In our 3rd part of our ‘Treasury Careers’ blog series, we continue by looking at the role of treasury in finance and delve a bit deeper into risk management.
What is risk management when it comes to treasury?
Risk management is a very broad term but has become a very important part of the treasury function. The treasury function is one of the areas in an organisation most exposed to risk and as a result corporate treasures have a key role to play in managing and mitigating risk.
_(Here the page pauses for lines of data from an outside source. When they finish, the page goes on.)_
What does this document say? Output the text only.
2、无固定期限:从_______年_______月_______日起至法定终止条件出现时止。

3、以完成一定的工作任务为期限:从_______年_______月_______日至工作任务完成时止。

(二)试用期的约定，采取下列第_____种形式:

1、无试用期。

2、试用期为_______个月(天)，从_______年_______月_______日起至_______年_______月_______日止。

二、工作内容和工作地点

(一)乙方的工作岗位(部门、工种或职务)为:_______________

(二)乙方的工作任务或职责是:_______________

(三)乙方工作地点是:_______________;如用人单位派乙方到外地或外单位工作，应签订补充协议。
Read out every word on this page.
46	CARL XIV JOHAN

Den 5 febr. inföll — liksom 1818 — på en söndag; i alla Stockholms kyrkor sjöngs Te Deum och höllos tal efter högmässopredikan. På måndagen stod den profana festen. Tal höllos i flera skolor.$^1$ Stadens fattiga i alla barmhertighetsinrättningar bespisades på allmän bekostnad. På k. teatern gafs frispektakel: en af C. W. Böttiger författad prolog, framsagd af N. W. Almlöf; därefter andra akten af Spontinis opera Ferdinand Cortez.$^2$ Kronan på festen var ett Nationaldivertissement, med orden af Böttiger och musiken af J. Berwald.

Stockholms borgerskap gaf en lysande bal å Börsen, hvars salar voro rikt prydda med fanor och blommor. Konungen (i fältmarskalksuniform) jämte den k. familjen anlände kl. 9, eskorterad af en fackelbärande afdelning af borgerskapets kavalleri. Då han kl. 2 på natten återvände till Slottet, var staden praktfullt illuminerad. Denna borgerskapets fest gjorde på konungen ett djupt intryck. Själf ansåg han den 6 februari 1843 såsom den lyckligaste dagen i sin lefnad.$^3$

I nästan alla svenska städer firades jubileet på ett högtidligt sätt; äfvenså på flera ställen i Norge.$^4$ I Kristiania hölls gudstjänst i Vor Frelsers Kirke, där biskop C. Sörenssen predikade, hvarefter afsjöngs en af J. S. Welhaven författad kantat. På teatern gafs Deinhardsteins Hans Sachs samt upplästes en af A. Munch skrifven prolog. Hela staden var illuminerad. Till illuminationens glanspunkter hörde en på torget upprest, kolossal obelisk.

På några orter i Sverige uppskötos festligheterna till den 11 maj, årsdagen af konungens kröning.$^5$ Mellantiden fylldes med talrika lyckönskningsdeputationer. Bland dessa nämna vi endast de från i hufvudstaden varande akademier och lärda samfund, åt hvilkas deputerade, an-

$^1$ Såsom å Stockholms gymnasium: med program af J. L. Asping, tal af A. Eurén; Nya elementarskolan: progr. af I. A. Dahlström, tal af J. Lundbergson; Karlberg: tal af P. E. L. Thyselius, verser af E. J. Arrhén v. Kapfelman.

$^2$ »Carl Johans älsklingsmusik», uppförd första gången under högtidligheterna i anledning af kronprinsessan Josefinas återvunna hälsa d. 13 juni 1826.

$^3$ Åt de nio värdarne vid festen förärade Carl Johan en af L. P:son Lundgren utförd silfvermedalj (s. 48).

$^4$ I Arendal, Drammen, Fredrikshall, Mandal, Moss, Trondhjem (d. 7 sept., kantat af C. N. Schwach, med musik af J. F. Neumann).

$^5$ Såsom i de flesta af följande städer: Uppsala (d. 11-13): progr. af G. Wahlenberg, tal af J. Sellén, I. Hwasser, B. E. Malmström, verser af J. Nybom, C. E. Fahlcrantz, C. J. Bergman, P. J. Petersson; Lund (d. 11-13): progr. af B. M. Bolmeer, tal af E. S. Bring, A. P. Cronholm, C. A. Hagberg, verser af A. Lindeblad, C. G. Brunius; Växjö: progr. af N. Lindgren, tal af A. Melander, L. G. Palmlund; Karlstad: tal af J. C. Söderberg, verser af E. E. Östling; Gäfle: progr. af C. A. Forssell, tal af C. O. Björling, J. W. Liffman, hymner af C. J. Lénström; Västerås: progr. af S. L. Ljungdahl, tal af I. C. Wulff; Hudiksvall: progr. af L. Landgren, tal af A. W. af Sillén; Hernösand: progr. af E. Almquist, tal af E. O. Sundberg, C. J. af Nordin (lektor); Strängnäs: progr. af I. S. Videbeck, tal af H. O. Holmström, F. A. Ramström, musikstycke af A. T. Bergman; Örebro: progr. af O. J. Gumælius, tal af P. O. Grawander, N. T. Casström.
Treasury departments themselves are usually regarded as a high-risk environment. This is due to three reasons:
- First of all treasuries are normally operating in a different market than that of the rest of the organisation, namely the financial markets;
- Secondly, risks are very visible in treasury departments due to the large amount of funds involved: losses on foreign currency exposures or from poor funding decisions are very high profile and quantifiable;
- Finally, treasury functions are usually in control of bank accounts, and bank accounts are the window through which funds leave the company after a fraudulent event.
Let’s take a closer look at some of the risks and role of the treasury team.
The role of the treasury function is to identify the business’s specific exposures, whether these be currency, liquidity, credit, interest rate, commodity or markets. The treasurer needs to understand the business’s appetite for risks and once defined, the treasury function can decide and execute a hedging strategy.
Ultimately, the degree to which a business participates in hedging activities is determined by the company’s tolerance for risk and earnings volatility.
Consistency and effective communication are key to engaging all stakeholders and acquiring buy-in from different business units, senior management and the board.
Cash risks relate to the operational, cash and liquidity risks. Trapped cash, in particular, is a major concern for most corporate treasuries that do business in the emerging markets, especially in a region like Asia with highly diverse currency and regulatory regimes.
Sovereign risk, particularly in markets where there are constant changes in regulations and political climate, can also adversely impact business and treasury operations, especially in the areas of cash pooling and taxation.
Technology plays an important role in managing and mitigating treasury operational risk. The adoption of a more sophisticated and centralised treasury model is an effective way to mitigate the cash family of risks. Centralising treasury into a shared service model involves moving high volume, low value activities to a reasonably accessible, lower cost location with local talent. For larger, more complex organisations, this could be extended into an “in-house bank” model, enabling group entities to transact directly with the in-house bank for financial needs such as FX, deposits and funding.
Off-the-shelf Treasury Management Solutions (TMS) can also contribute to risk mitigation as they provide a central repository for deals and enable greater interconnectivity to other business units, counterparties and banks. By giving treasuries a consolidated view of exposures, TMS allow treasuries to make better strategic decisions. Some also help reduce human intervention and error, enabling better straight through processing.
It’s easy to see now that treasury is not just about managing cash! How complex and technical treasury is will depend of course on the size, scale and complexity of a business but also on an organisations appetite to risk and awareness of treasury issues in the first instance.
One thing is for sure, a career in treasury, whilst it may not be a traditional role in business finance, is an exciting, rewarding and varied career and a profession in demand in Ireland and internationally.